Heat-Mavericks Preview

As if the Miami Heat weren’t motivated enough to win it all,
their season begins by having to watch the title banner get raised
by the team that beat them to claim it.

The lockout is over and Christmas is here, so it’s time for
LeBron James and Dwyane Wade to kick off the Heat’s quest to
dethrone the Dallas Mavericks as NBA champions with an NBA finals
rematch.

Before the game gets underway in Dallas, the Mavericks’
championship banner will be raised to the rafters at American
Airlines Center. However, it seems the Mavs are a virtual
afterthought as the season begins. Most oddsmakers do not have them
among the top few picks to win the 2012 title, whereas Miami is
generally the odds-on favorite.

“We didn’t come together to make the playoffs or come together
to win a playoff series, we came together to win the NBA finals and
that’s what it’s about,” said James, whose 23.7 scoring average in
the 2011 playoffs was 3.0 below his regular-season mark. “We know
how long of a journey it was to get there, so we know what it takes
to get there. We just try to have a better result if we happen to
get back to that point.”

Dallas (57-25) knocked off the Heat in six games in the
championship round, spoiling the first season of James and Chris
Bosh joining Wade in Miami (58-24). The Heat didn’t make any major
changes this offseason other than adding Shane Battier, but are
hopeful another year of their superstar trio playing together will
be enough to get James and Bosh their first rings and a second for
Wade.

“For us, getting better is not necessarily going to show in our
numbers,” said Wade, who scored 25.5 per game last season. “It’s
going to show in our leadership. It’s going to show in those
moments where we get in those games like the finals where we’re up
10 in the fourth quarter, how do we help our team get that win no
matter what’s going on in the game.”

That’s what Dirk Nowitzki and company did in last season’s
playoffs when they stunned the Los Angeles Lakers in a second-round
sweep before beating Oklahoma City in the conference finals and
knocking off the Heat.

Nowitzki turned 33 this summer and most of the Mavs’ top players
are in their 30s, plus Tyson Chandler, Caron Butler and J.J. Barea
have all departed.
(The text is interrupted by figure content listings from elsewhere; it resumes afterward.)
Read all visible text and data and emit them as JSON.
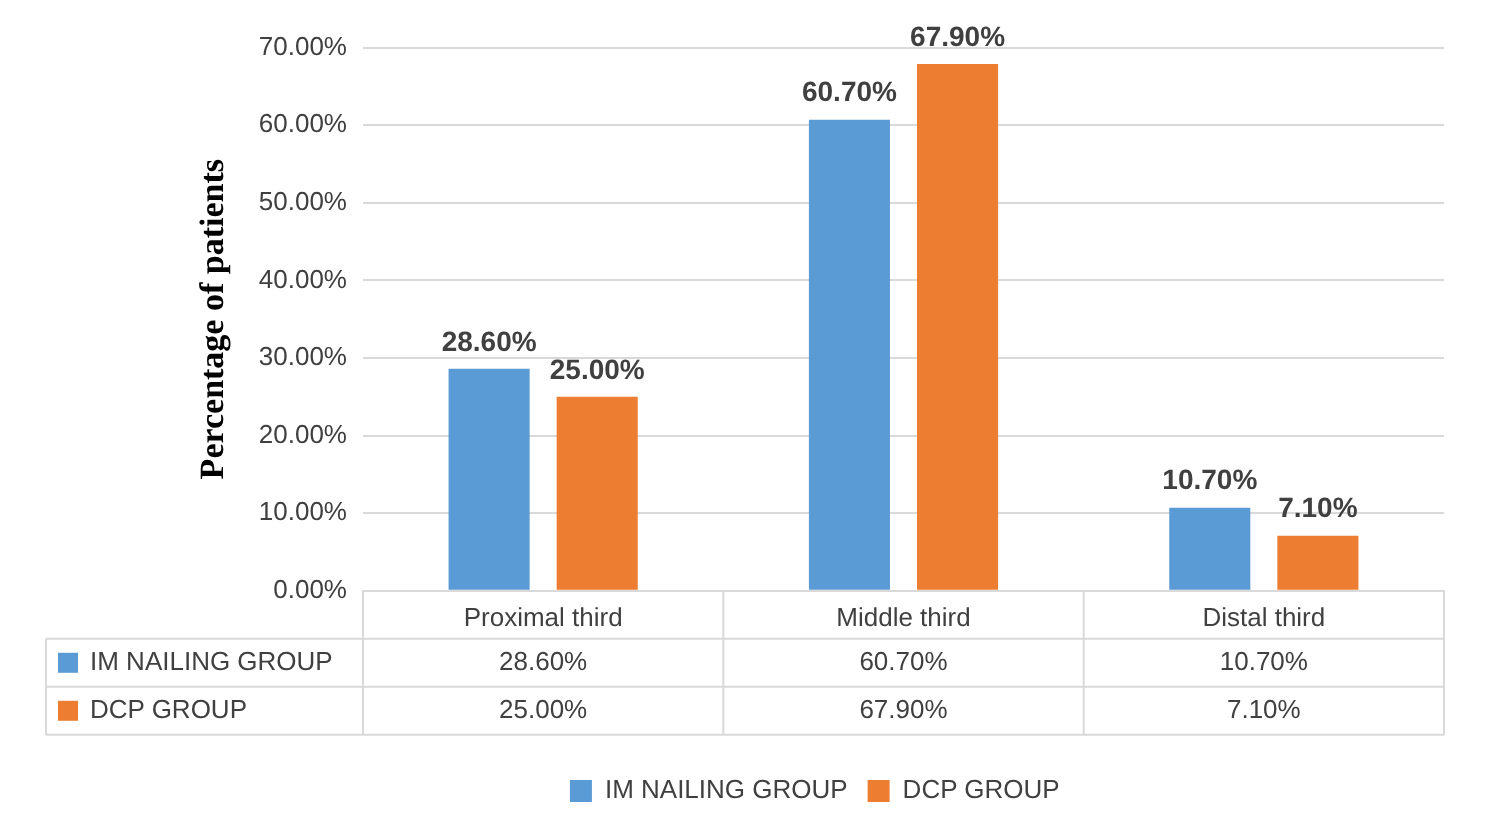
{
  "chart_data": {
    "type": "bar",
    "ylabel": "Percentage of patients",
    "categories": [
      "Proximal third",
      "Middle third",
      "Distal third"
    ],
    "series": [
      {
        "name": "IM NAILING GROUP",
        "color": "#5b9bd5",
        "values": [
          28.6,
          60.7,
          10.7
        ],
        "value_labels": [
          "28.60%",
          "60.70%",
          "10.70%"
        ]
      },
      {
        "name": "DCP GROUP",
        "color": "#ed7d31",
        "values": [
          25.0,
          67.9,
          7.1
        ],
        "value_labels": [
          "25.00%",
          "67.90%",
          "7.10%"
        ]
      }
    ],
    "ylim": [
      0,
      70
    ],
    "yticks": [
      {
        "value": 0,
        "label": "0.00%"
      },
      {
        "value": 10,
        "label": "10.00%"
      },
      {
        "value": 20,
        "label": "20.00%"
      },
      {
        "value": 30,
        "label": "30.00%"
      },
      {
        "value": 40,
        "label": "40.00%"
      },
      {
        "value": 50,
        "label": "50.00%"
      },
      {
        "value": 60,
        "label": "60.00%"
      },
      {
        "value": 70,
        "label": "70.00%"
      }
    ],
    "grid": "y",
    "legend": "bottom"
  }
}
Those are big reasons many aren’t picking them
to repeat as champions.

“We weren’t the favorites to win it last year, so nobody really
knows what’s going to happen,” said Nowitzki, the finals MVP after
averaging 26.0 points – 3.0 above a season average that was his
lowest in seven years.

“Last year, it just worked out. The chemistry was great, guys
wanted to win and play with each other. To me, the team is set up
kind of the same again with a bunch of older guys that want to
win.”

One of those guys is Lamar Odom, who may have newfound
motivation after his surprising departure from the Lakers. He
didn’t realize they were trying to get rid of him until being part
of the Chris Paul deal that never went through, then felt further
disrespected when he went to Dallas in a trade that involved no
other players.

The reigning Sixth Man of the Year may play a key role – as
could newcomer Vince Carter – for a team needing to make up for the
loss of Chandler’s defense and rebounding, Barea’s spark off the
bench and Butler’s scoring. Odom, who averaged 14.4 points and 8.7
rebounds last season, does bring the experience of having won
back-to-back titles in 2009 and 2010.

“If they thought winning a championship was hard, defending it
is going to be … it’s tough,” Odom said. “It changes the mindset
of teams, and of your team. It’s tough. But if a team can do it,
this one can.”

Miami was expected to win multiple championships when its trio
of stars came together but doubts will continue to linger until it
wins one. The Heat surely are expecting to get off to a better
start after opening 9-8 last season.

Battier should be a big help defensively and in 3-point
shooting, but Miami is still considered fairly weak at point guard
– Mario Chalmers should get the bulk of those minutes – and in the
frontcourt other than Bosh.

Coach Erik Spoelstra, who received a contract extension during
the offseason, feels the James-Wade partnership – and growing bond
– should be enough to get the Heat over the top.

“Those guys like to be challenged,” Spoelstra said. “They do not
accept the success that they’ve had and where they are right now.
They’re always trying to push to go to the next level.”